Is an $H_0^1$ function continuous to the boundary if it is continuous in the interior?

Not necessarily- let $\Omega = B_1 \cap \{x_3 > 0\}.$ Then $u(x) := (1-|x|^2)\frac{x_3}{|x|}$ is in $H^1_0(\Omega) \cap C^{\infty}(\Omega),$ but $u$ is discontinuous at the origin.

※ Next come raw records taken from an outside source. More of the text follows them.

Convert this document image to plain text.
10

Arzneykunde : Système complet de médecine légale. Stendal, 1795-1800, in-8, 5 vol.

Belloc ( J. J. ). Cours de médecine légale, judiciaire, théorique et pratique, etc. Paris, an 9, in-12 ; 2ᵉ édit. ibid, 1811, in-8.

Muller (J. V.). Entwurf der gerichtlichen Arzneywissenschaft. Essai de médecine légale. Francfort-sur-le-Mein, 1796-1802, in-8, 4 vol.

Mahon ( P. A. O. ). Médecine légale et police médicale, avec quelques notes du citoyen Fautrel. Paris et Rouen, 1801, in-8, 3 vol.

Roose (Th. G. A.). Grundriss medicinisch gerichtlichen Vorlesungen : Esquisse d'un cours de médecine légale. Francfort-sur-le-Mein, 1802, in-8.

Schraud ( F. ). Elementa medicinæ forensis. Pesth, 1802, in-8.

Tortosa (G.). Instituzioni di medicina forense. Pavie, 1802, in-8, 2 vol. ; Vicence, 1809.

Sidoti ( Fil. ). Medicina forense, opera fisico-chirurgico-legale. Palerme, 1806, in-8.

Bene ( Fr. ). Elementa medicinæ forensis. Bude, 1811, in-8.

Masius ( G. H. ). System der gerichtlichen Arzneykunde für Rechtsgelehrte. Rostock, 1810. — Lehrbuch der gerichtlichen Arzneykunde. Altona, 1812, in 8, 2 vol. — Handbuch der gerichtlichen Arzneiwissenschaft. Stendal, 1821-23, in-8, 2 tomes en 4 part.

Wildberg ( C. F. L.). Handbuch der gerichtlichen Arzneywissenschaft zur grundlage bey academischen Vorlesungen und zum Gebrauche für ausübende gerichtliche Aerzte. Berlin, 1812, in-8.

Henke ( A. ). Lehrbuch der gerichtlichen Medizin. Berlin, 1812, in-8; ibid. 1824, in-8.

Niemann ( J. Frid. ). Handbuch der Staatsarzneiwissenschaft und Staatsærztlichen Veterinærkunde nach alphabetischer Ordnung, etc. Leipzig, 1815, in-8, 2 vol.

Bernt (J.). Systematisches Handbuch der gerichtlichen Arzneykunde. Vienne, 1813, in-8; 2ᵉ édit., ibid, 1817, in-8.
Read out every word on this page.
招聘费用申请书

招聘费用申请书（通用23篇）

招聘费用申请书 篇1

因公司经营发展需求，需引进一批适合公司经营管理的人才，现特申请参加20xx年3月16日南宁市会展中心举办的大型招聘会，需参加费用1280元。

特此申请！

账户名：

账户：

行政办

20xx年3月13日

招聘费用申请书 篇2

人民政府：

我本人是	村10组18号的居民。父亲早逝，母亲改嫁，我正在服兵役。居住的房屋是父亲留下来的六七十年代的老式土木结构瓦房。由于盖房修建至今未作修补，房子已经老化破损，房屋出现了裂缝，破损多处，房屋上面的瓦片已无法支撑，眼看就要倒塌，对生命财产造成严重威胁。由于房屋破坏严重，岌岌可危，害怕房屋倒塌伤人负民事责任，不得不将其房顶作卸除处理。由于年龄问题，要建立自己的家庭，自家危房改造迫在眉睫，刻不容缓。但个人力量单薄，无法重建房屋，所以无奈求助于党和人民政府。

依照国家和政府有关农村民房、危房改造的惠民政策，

The answer to the follow-up question is negative too. For consider the half-ball $\Omega=\{x\,;\,x_3>0,\,|x|<1\}$. Choose a number $\alpha\in(1,\frac32)$, and a function $\phi\in C^\infty({\mathbb R}^3)$ such that $\phi(x)\equiv1$ for $|x|<\frac13$, while $\phi(x)\equiv0$ for $|x|>\frac23$. Then the function $u(x)=r^{-\alpha}x_3\phi(x)$ belongs to $H^1(\Omega)\cap C(\Omega)$. Its trace, being an element of $H^{1/2}(\partial\Omega)$, is a square-integrable function, hence can be determined by looking away from a negligible Lebesgue set. Thus we look at the trace away from the origin, where $u$ is continuous and vanishes at the boundary. Therefore the trace is $\equiv0$, that is $u\in H^1_0(\Omega)$. Yet, it is not a bounded function.